Machines Like Me by
August 2020
I went through a phase when we first moved to England of reading every Ian McEwan book I could get my hands on. And then, after a while, I just kind of…stopped. In hindsight, maybe I was drawn to his books in part because they reflected something of the sensibility of my new country of residence, and I wanted to immerse myself in that as much as possible in the early days.
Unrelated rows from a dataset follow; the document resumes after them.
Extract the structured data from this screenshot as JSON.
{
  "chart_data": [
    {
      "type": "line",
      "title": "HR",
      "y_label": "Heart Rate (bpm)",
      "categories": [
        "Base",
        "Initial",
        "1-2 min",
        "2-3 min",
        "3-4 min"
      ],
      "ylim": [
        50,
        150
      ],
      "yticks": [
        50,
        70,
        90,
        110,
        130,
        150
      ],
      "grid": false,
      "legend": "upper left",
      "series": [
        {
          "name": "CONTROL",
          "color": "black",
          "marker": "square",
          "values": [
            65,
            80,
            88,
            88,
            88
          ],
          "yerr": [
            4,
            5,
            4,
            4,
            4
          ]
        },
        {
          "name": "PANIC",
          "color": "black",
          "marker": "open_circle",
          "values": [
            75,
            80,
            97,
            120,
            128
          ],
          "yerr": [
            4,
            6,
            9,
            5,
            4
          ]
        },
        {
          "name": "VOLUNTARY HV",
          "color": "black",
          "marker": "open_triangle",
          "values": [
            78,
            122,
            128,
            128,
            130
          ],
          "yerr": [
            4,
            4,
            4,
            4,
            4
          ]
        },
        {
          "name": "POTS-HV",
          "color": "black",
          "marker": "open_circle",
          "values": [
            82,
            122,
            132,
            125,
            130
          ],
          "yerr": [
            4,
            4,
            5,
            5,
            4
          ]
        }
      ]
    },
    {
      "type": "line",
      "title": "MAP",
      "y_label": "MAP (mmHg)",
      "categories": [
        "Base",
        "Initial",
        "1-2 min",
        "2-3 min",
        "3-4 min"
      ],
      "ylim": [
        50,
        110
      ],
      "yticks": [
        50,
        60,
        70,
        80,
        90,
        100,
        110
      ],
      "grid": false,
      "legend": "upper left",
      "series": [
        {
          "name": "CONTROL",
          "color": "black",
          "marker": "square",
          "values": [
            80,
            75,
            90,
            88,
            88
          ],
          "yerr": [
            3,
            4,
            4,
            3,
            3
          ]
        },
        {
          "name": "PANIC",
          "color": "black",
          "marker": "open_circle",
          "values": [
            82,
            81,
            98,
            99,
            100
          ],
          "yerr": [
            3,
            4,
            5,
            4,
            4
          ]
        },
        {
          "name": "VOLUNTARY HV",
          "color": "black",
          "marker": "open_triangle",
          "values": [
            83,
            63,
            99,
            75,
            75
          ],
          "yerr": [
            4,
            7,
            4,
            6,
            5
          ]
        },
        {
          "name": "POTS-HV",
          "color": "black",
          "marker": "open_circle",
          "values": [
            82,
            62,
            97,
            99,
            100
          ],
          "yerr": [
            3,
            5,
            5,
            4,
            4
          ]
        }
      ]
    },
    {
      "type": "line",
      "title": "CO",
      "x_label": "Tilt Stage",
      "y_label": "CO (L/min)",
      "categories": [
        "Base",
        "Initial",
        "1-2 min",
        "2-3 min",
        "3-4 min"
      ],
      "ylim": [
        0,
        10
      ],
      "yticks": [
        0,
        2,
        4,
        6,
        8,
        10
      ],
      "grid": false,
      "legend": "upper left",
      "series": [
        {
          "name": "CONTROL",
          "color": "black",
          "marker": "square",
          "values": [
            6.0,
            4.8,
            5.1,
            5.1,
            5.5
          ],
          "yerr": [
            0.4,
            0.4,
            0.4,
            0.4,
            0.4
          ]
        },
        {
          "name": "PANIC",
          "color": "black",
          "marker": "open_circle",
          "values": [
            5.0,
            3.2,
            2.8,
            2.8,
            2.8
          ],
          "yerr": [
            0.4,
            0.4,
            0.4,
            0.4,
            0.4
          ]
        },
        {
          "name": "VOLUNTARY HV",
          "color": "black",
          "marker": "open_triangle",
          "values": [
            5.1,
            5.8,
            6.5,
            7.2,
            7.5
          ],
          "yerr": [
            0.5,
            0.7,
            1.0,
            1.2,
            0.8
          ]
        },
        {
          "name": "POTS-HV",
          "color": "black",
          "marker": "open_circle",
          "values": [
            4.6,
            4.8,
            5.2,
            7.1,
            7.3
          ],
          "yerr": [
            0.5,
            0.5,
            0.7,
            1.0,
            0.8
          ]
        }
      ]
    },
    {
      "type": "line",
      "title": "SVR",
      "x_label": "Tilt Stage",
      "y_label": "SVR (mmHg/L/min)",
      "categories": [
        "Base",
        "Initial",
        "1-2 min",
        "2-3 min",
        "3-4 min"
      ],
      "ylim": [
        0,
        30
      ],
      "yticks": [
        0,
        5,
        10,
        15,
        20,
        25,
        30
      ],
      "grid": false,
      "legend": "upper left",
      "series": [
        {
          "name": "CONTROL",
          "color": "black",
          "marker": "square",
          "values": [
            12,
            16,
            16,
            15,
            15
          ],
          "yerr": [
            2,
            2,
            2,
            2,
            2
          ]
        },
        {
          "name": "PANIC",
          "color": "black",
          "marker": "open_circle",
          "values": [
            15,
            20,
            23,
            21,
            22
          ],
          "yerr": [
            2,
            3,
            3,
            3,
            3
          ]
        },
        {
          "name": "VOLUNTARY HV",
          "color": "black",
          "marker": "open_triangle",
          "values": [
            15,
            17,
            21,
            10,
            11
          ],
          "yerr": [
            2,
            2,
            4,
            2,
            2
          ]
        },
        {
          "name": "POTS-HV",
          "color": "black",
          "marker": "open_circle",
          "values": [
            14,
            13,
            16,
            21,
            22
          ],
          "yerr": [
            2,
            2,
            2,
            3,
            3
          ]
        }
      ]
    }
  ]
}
In any case, this is the first McEwan book I’ve read in years, and I basically read it because of the pandemic: Jeremy checked it out of the library before lockdown, and then the libraries closed and the book return date was extended until September, so it was sitting around the house for months after Jeremy finished it. He recommended it to me, so I finally picked it up. I liked it but didn’t love it. To be honest, I’m not even sure how much I liked it, but it kept me reading. None of the characters are particularly likeable—which certainly isn’t a deal-breaker—but most aren’t particularly knowable either. I also found the book quite claustrophobic. Though there are various settings and a number of different characters make an appearance, the bulk of the action (such as it is) takes place between three individuals in a flat (much like No Exit, come to think of it). I could easily imagine the story as a play; it has the contained, stripped-down feeling of a work for the stage. The story is told through the perspective of a man named Charlie, who is in love with a woman named Miranda and who has purchased an “android” named Adam. Charlie comes across as a fairly shallow, self-involved type who is mostly concerned with winning and keeping Miranda’s affections and with making money. Because of this perspective, Miranda and Adam are almost totally opaque as characters. I never really felt their motivations, and I never entirely trusted the motivations that were inferred by Charlie. There was a lot I didn’t entirely trust—I think for some reason I kept expecting twists that didn’t come. That said, unexpected things certainly do happen, but they’re not so much twists as kind of karmic inevitabilities. In the end, the most human-seeming character, if also the most difficult to comprehend, was Adam the robot. I was left wanting to know much more about him, more about the inner life of the unknowable machine—and maybe that was the whole point.